Tito mengungkapkan pemenuhan belanja pegawai tidak akan memakan APBN. Menurut Tito, Pemda akan tetap mengandalkan APBD mereka.
"Bukan dibayar dari APBN. Nanti kalau saya takut nanti narasinya bahwa kebijakan pemerintah pusat PPPK dibayar APBN, berarti seolah-olah selanjutnya nanti APBN semua, ini hanya untuk menghadapi persoalan yang ada saat ini," ujarnya.
Sejumlah Pemda akan membayar dengan Dana Bagi Hasil atau DBH. Tito mengungkapkan ada 413 daerah yang memiliki kurang bayar DBH. Nilainya mencapai Rp 70 triliun.
Dia menjelaskan, dari data tahun 2024 yang dia peroleh, kurang bayar DBH mencapai sekitar Rp 83 triliun. Rinciannya terdiri dari DBH pajak sekitar Rp 43 triliun dan DBH sumber daya alam sekitar Rp 40 triliun.
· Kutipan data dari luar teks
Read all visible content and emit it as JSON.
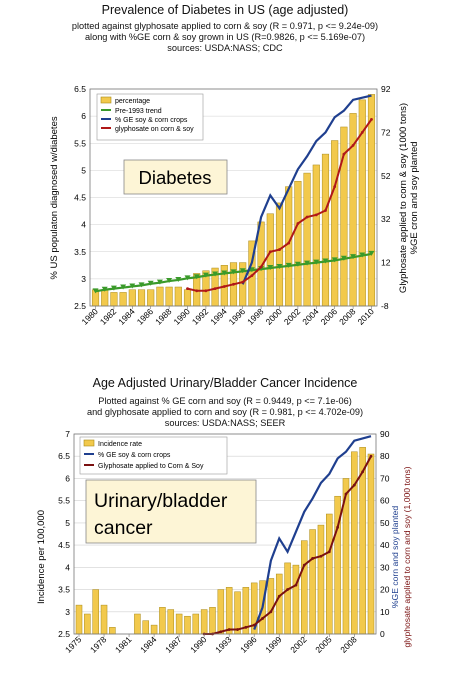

Dari data tersebut, ada lebih bayar sebesar Rp 13 triliun. Jika dihitung ulang, maka ada kurang bayar bersih sekitar Rp 70 triliun. Dana ini, menurutnya, 'nyangkut' bagi 31 provinsi, 317 kabupaten, dan 83 kota.
"Rp 70 triliun ini menyangkut 31 provinsi, 317 kabupaten, 83 kota yang belum dibayarkan atau kurang bayar. Nah, ini kalau ini dibayarkan, maka PPPK ini sebagian besar daerah-daerah ini beres," kata Tito.
Kemudian, bagi daerah yang tidak memiliki DBH, Tito memastikan pemenuhan anggaran akan dilakukan dengan mekanisme penambahan saldo Dana Alokasi Umum (DAU). Skema ini, lanjutnya, sudah disepakati antara Kemendagri dan Kemenkeu.
"Ada daerah-daerah yang DBH-nya nggak ada, dilakukan efisiensi juga sudah, kita tahu itu tidak lagi. Caranya yaitu dengan cara top up DAU, dan ini sudah disiapkan skema itu dengan Bapak Menteri Keuangan sehingga mudah-mudahan masalah PPPK ini bisa diatasi," tegasnya.